Lingua (lingua v0.3.6)
Lingua wraps Peter M. Stahl's lingua-rs language detection library. This wrapper follows the lingua-rs API closely, so consult the documentation for more information.
Summary
Types
Builder option for configuring language detection
Confidence value tuple with language and confidence score
Detection options
Detection result
ISO 639-1 two-letter language code (e.g., :en, :es, :he)
ISO 639-3 three-letter language code (e.g., :eng, :spa, :heb)
A supported language atom (e.g., :english, :spanish, :hebrew)
Language identifier - can be a language name, ISO 639-1, or ISO 639-3 code
Functions
Get the list of supported languages.
Get the list of supported languages using Arabic script.
Get the list of supported languages using Cyrillic script.
Get the list of supported languages using Devanagari script.
Get the list of supported languages using Latin script.
Get the list of supported spoken languages.
Detect the language of the given input text. By default, all supported languages will be considered and
the minimum relative distance is 0.0.
Like detect/2, but returns the result value or raises an error.
Initialize the detector.

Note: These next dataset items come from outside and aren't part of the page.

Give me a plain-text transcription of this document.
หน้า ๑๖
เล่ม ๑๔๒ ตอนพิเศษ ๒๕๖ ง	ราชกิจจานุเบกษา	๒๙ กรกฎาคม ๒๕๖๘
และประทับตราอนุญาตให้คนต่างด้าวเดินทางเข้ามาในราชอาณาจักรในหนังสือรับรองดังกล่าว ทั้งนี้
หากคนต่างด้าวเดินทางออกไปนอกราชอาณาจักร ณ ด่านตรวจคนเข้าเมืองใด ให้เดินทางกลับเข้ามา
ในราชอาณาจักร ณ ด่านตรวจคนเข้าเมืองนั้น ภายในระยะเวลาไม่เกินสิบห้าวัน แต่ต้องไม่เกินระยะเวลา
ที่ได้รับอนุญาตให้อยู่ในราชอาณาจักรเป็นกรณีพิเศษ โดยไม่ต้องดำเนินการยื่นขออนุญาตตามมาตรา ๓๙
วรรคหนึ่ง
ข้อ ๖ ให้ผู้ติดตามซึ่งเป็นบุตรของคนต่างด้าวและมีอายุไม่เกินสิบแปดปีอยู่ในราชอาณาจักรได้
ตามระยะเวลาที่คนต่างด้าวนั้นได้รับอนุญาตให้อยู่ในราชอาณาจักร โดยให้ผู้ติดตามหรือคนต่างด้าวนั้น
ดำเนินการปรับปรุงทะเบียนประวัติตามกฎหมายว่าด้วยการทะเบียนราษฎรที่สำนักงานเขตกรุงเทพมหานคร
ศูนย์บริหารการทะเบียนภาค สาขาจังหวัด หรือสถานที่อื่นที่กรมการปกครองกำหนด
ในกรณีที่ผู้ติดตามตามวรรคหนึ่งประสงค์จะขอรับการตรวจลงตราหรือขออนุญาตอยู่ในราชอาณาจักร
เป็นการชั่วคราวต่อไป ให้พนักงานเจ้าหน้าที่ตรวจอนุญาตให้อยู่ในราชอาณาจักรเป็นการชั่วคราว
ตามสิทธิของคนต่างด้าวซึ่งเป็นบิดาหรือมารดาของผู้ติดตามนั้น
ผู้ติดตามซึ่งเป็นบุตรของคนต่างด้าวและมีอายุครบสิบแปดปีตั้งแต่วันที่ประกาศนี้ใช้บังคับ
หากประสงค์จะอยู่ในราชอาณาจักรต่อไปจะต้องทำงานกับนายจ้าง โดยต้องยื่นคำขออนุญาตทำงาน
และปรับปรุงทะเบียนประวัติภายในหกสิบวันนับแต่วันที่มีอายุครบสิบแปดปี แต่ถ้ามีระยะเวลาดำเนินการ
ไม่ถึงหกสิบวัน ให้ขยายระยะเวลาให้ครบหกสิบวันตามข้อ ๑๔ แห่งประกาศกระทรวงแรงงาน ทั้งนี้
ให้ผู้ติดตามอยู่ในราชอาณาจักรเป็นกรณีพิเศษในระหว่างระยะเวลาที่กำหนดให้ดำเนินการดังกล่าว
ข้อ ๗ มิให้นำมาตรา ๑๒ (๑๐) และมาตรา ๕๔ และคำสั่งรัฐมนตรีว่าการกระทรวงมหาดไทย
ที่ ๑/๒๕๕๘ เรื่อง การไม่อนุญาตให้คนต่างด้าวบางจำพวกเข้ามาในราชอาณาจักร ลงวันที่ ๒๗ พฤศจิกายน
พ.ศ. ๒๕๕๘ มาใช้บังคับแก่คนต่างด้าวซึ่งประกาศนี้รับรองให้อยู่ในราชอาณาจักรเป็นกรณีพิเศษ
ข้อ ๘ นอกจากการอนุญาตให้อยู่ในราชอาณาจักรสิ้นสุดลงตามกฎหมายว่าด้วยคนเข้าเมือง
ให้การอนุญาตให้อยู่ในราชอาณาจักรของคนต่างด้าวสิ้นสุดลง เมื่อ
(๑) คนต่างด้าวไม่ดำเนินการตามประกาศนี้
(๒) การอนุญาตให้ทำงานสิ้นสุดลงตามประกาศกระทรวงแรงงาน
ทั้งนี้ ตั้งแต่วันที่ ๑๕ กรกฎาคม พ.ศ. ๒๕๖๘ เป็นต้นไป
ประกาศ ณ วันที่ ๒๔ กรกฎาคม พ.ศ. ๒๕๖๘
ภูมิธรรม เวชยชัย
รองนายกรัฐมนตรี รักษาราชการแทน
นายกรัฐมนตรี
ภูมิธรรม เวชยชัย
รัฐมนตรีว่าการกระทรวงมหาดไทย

Calling this is optional but it may come in handy in cases where you want lingua-rs to load
the language corpora so that subsequent calls to detect are fast. The first time the detector is run it can take some time to load (~12 seconds on my Macbook Pro). See
also the preload_language_models option below.
Get the ISO 639-1 language code for the given language.
Get the ISO 639-3 language code for the given language.
Get the language for the given ISO 639-1 or 639-3 language code.
Get the language for the given ISO 639-1 language code.
Get the language for the given ISO 639-3 language code.
Types
@type builder_option() ::
:all_languages
| :all_spoken_languages
| :all_languages_with_arabic_script
| :all_languages_with_cyrillic_script
| :all_languages_with_devanagari_script
| :all_languages_with_latin_script
| :with_languages
| :without_languages
Builder option for configuring language detection
Confidence value tuple with language and confidence score
@type detect_option() :: {:builder_option, builder_option()} | {:languages, [language_identifier()]} | {:minimum_relative_distance, float()} | {:compute_language_confidence_values, boolean()} | {:preload_language_models, boolean()} | {:low_accuracy_mode, boolean()}
Detection options
@type detect_result() :: {:ok, language() | :no_match | [confidence_value()]} | {:error, :insufficient_languages | :out_of_range_minimum_relative_distance}
Detection result
@type iso_639_1() :: atom()
ISO 639-1 two-letter language code (e.g., :en, :es, :he)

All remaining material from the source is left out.